# 3 cylinder Farm Pro 2420?



## Bugman (Apr 11, 2015)

I am about to purchase a 2005 Farm pro 2420 from a friend of mine so I was researching the tractor while waiting. All information I have found says that the 2420 2WD is 2cyl 20HP. This tractor appears to be a 3 cyl with 3 injector fuel lines. Does that sound unusual to anyone here?


----------



## pogobill (Jan 31, 2012)

By the sounds of it, it should have a 2 cyl diesel in it. the 2430 had the 3 cyl 30 hp engine in it. Maybe it's a 2430 or it's had an engine swap. Ask your friend. Also ask why he is selling it....


----------



## Bugman (Apr 11, 2015)

He bought it in 2006 when he moved onto a 5 acre lot. he thought he would cut the grass with it. After a year or so his son-in-law started cutting it with his lawn mower. He just ended up parking it until I finally ask him if he would sell it to me. It has about 20 hours on it.


----------



## vincent wilson (Aug 30, 2017)

Bugman said:


> I am about to purchase a 2005 Farm pro 2420 from a friend of mine so I was researching the tractor while waiting. All information I have found says that the 2420 2WD is 2cyl 20HP. This tractor appears to be a 3 cyl with 3 injector fuel lines. Does that sound unusual to anyone here?

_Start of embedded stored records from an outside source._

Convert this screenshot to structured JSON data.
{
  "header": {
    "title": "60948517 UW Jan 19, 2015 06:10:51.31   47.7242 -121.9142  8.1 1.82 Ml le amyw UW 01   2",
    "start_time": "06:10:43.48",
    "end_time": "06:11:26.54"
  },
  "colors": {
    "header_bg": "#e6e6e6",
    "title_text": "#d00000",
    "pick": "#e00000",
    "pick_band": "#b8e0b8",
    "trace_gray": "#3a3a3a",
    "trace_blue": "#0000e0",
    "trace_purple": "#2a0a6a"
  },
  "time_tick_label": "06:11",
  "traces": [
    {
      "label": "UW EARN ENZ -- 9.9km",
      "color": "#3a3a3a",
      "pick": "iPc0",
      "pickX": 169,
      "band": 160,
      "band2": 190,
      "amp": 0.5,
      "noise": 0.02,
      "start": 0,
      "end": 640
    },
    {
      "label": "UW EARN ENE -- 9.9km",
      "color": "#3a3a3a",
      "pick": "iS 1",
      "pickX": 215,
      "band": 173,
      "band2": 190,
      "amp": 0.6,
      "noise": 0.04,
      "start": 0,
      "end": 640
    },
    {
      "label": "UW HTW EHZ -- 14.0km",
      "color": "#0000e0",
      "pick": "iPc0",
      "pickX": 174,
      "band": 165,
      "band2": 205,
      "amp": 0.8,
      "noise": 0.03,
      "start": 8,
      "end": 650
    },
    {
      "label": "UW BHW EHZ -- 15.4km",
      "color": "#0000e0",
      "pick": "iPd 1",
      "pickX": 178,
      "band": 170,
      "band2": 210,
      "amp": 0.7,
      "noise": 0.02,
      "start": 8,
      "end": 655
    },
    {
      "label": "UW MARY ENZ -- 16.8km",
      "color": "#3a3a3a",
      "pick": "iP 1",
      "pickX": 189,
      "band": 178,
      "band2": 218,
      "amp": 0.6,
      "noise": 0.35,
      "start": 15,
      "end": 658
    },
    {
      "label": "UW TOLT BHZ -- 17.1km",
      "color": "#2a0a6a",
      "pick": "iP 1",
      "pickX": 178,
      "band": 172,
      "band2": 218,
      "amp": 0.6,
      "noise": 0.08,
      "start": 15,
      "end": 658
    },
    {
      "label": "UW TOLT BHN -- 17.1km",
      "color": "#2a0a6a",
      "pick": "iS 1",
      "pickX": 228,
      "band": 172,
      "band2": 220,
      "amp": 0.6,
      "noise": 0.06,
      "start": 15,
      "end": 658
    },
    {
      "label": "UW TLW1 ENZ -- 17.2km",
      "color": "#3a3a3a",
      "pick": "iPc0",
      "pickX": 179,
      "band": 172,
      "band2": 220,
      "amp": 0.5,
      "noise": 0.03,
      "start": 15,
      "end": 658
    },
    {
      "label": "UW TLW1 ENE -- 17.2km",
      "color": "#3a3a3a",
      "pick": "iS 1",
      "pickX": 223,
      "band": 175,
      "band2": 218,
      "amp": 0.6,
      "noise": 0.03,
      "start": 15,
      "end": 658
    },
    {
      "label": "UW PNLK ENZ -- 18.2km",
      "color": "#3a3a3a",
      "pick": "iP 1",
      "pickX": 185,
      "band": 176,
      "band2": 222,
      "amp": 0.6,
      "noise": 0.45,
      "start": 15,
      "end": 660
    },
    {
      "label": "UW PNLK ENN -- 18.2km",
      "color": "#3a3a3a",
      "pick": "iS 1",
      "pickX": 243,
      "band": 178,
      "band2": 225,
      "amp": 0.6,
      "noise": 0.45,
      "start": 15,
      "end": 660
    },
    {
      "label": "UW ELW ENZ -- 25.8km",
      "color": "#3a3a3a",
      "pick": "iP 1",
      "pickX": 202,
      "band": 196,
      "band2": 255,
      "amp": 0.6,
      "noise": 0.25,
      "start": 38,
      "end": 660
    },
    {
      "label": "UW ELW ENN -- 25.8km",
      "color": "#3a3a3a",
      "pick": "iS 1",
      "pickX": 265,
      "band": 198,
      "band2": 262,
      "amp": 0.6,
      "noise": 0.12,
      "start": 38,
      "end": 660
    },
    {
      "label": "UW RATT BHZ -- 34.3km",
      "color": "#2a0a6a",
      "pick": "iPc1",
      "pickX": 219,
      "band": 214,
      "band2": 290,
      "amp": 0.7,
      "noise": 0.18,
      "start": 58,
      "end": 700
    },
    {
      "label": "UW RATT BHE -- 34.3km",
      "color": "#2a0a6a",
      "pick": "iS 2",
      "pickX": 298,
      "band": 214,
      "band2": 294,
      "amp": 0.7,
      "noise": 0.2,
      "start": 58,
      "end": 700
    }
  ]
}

I just bought the same year tractor and it's a 3 cum also I got it from the original owner I'm still trying to find information on it.... I the block says y380t..do you have the same numbers I'm changing the oil and filters on it now......


----------



## vincent wilson (Aug 30, 2017)

Sorry supposed to day cum it just put that in there....


----------



## vincent wilson (Aug 30, 2017)

vincent wilson said:


> Sorry supposed to day cum it just put that in there....


Cylinder


----------



## vincent wilson (Aug 30, 2017)

Cylinder


----------